Bien sûr, tout le monde n’est pas aussi loquace que le père et tout le monde n’a pas la capacité de recueillir et mettre en forme la mémoire orale pour en faire un livre. Mais il y a dans notre génération un engouement grandissant pour raconter les histoires des ancêtres et des proches avant qu’elles se perdent.

Le retour au pays est primordial dans la compréhension des souvenirs, des anecdotes. Ici aussi, comme toute une génération née à l’étranger, Emilie Tôn découvre un territoire, redécouvre la culture, la cuisine locale et puis une certaine façon de mettre en scène la mémoire. Comme dans le récit dessiné autoproduit par Mai dans lequel elle relate son retour, les visites dans les musées nationaux sont l’occasion d’approcher d’autres discours, d’autres récits, de faire face à d’autres images et d’autres imaginaires avec lesquels il y avait une distance. L’expérience du retour est capitale, ce que l’autrice écrit noir sur blanc : « J’ai alors dix-neuf ans, je visite le Viêt Nam pour la première fois et ce que je vois me laisse sans voix. » Son stage d’études au Cambodge lui laisse un peu de temps pour une exploration de la région, et le territoire, lieu d’une mémoire collective, est l’alibi parfait pour faire parler le père :

« L’ambiance est aux confidences. J’essaie de me projeter dans l’histoire de mon père, de marcher dans ses pas. Je lui demande :

– Ça a toujours été comme ça, le Cambodge ?

– Tu ne peux même pas imaginer. »

On lit, on sent et on devine dans ce roman, la proximité d’un père et sa fille. Pour autant, si l’écriture apparaît là comme le meilleur prétexte d’une transmission, il faut se garder d’idéaliser les postures. Lorsqu’elle souhaite partager des informations sur un moment et un lieu précis dans le parcours de son exil, son enthousiasme à démêler le passé contraste avec son envie, à lui, de ne plus y penser. « Je m’empresse de partager avec mon père cette information somme toute intéressante. Mais il ne comprend pas ma démarche : « Je n’ai jamais voulu y être. Pourquoi, toi, tu voudrais y aller ? »

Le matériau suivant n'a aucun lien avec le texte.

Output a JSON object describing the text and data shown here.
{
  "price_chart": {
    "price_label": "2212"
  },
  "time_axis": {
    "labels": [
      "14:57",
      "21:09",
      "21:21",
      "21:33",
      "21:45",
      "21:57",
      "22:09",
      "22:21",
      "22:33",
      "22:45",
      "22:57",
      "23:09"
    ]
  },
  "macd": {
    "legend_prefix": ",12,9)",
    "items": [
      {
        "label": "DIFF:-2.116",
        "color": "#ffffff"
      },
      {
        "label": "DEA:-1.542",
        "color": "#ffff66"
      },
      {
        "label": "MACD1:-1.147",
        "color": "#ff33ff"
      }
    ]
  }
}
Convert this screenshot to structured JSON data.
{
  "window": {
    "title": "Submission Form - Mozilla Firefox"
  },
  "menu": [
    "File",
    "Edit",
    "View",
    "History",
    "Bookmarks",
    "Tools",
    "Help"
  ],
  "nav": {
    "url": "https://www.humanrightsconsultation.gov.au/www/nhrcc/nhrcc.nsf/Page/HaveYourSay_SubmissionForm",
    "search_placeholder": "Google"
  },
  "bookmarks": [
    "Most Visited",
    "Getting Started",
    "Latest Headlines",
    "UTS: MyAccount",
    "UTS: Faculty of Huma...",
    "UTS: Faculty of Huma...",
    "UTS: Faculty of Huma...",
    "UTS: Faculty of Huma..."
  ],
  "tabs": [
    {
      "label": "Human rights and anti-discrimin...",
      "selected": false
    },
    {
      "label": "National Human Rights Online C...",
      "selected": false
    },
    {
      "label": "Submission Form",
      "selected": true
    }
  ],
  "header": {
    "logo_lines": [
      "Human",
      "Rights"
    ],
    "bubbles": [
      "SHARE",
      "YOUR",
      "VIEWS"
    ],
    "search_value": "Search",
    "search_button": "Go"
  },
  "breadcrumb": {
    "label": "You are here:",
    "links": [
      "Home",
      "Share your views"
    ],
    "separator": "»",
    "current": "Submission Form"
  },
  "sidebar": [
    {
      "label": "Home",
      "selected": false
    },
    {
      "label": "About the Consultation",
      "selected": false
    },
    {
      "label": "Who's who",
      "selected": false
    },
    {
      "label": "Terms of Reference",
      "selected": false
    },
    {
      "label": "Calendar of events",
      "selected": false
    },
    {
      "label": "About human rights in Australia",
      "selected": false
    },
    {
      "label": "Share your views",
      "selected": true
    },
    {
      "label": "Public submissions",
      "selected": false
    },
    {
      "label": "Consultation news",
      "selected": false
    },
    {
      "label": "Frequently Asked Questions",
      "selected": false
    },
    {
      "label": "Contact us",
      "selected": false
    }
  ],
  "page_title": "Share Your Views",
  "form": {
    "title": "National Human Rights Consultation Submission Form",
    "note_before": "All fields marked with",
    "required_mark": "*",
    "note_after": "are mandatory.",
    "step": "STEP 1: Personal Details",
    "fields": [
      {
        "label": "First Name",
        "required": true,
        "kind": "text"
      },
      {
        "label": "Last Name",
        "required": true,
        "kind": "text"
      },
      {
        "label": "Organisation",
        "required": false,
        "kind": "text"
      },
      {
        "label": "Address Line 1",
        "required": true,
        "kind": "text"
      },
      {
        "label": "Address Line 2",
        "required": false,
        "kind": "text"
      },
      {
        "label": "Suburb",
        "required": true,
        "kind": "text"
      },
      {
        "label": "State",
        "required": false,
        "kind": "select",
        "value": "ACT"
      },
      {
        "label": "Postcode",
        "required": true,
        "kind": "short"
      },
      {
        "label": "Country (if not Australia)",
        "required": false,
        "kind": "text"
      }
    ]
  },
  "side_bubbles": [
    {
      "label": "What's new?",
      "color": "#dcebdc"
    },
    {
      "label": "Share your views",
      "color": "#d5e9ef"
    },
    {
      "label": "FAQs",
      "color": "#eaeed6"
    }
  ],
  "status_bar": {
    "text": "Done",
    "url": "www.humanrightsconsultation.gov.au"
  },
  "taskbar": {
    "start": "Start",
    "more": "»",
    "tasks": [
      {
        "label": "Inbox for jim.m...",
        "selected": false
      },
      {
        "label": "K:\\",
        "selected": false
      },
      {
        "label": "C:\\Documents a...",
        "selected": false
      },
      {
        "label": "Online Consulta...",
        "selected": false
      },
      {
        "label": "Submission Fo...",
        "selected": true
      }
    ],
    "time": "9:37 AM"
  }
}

Ce roman s’inscrit dans une série d’œuvres des nouvelles générations de personnes d’origine immigrée au sens large. Il traduit l’esprit d’une époque, d’une jeunesse qui cherche à valoriser un héritage dense et complexe mêlant histoire nationale, mémoire familiale, traditions culturelles et perspectives nouvelles sur l’identité raciale, les relations familiales et intergénérationnelles, la transmission et tout ce qui va avec.

On connaît toujours plus ou moins les grandes lignes des histoires nationales. Avec des récits comme celui-ci, ou comme le récent roman graphique Sống de Mai Anh et Pauline Guitton, ou encore les livres de Marcelino Truong et de Clément Baloup avant lui, on se plonge dans la matérialité du passé à partir des vies concrètes, incarnées et on se laisse affecter par les destins toujours à la fois singuliers et universels.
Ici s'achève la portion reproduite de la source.